++The internship experience of Eledia Bundo at EcoAlbania++
Environmental conservation can be a relentless struggle against corporations that see nothing wrong with diminishing the natural environment in the pursuit of profit. With that, Albania’s natural beauty has come under fire, predominantly from companies that want to stump the flow of its beautiful rivers and untamed waters. The Vjosa river is the latest victim in this pursuit which has seen the national government bend to the demands of a few companies that wish to see the last wild river in Europe, outside of Russia, become the latest poster child for the new hydropower plants that will be constructed. The dams in Kalivaç and Poçem have been given the go-ahead by the government despite local communities; national organisations and international activists showcasing how destructive the dams would be for the locals that live on the land and the country’s environmental conservation goals.

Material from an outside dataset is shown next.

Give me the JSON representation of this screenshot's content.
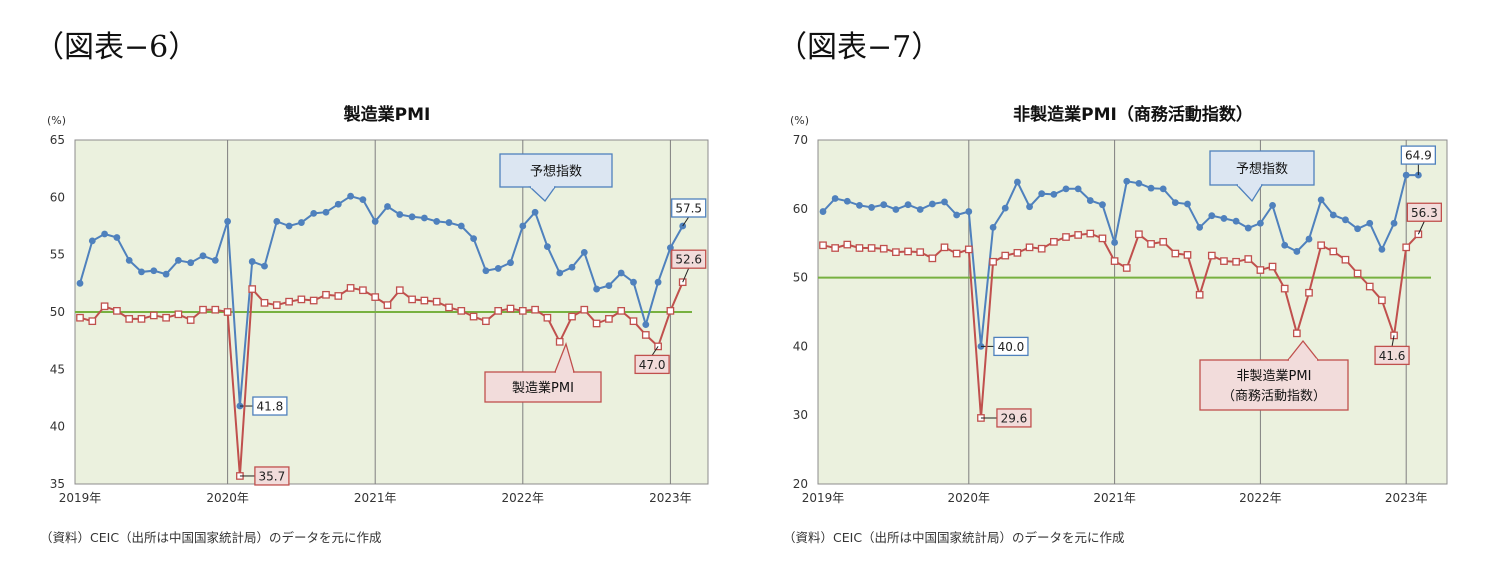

The Vjosa River flows untamed in Albania for 270 km and remains a pivotal part of daily life for the people that live on her banks, bathe in her waters and consider her a sacred part of Albanian heritage. The government has very little interest in keeping her wild and free, as she has always been known, and have done little to show support for those who would lose everything should this change. Renowned scientists from Albania, Austria and Germany, have argued that the unique biodiversity under threat at the Vjosa would be a loss not only for Albanians but also European and global cultures. The river represents miles of unstudied waters that scientists have yet to formulate complete studies on the biological losses that would occur should these hydropower plants be constructed. The loss of life is not just human but also biological and environmental.
Organisations like EcoAlbania, who I had the privilege of working with the over spring months are campaigning endlessly to fight the good fight and prevent these dam constructions from going ahead. The work Olsi and Besa have done over the years was truly special to witness, the relationships they have built with locals in the Vjosa Valley is undeniable and their commitment to protecting the environment and natural beauty of Albania was a rewarding thing to be a part of. My experiences with EcoAlbania were of learning, understanding, campaigning and helping to amplify the voices of local communities that have been abandoned by the government. Their rights to their own land and water has been evaded for the desire to make money for the few who do not care about their fellow countrymen. The communities we were welcomed into such as Anëvjosë, Qesarat, Kalivaç, Poçem, Kutë, and Nivicë all spoke about the lack of engagement they had witnessed by government policymakers with local and effected communities, whose survival was dependent on the hydropower plants not being built. They were communities that would be wiped out if these destructive structured are erected, and if that be the case, communities that would see no sufficient reparations.
The fight to Save the Blue Heart of Europe is an important one, and one that I hope is truly realised. Thank you so much to EcoAlbania for the opportunity you gave me to work with you – Olsi, Besa and Vali, I trust, will become lifelong friends as well as colleagues. It has been an immense opportunity for me to learn about the organisations working tirelessly to save Albania’s natural beauty, and has ignited my desire to continue working with passionate, considerate and inspiring people such as yourselves.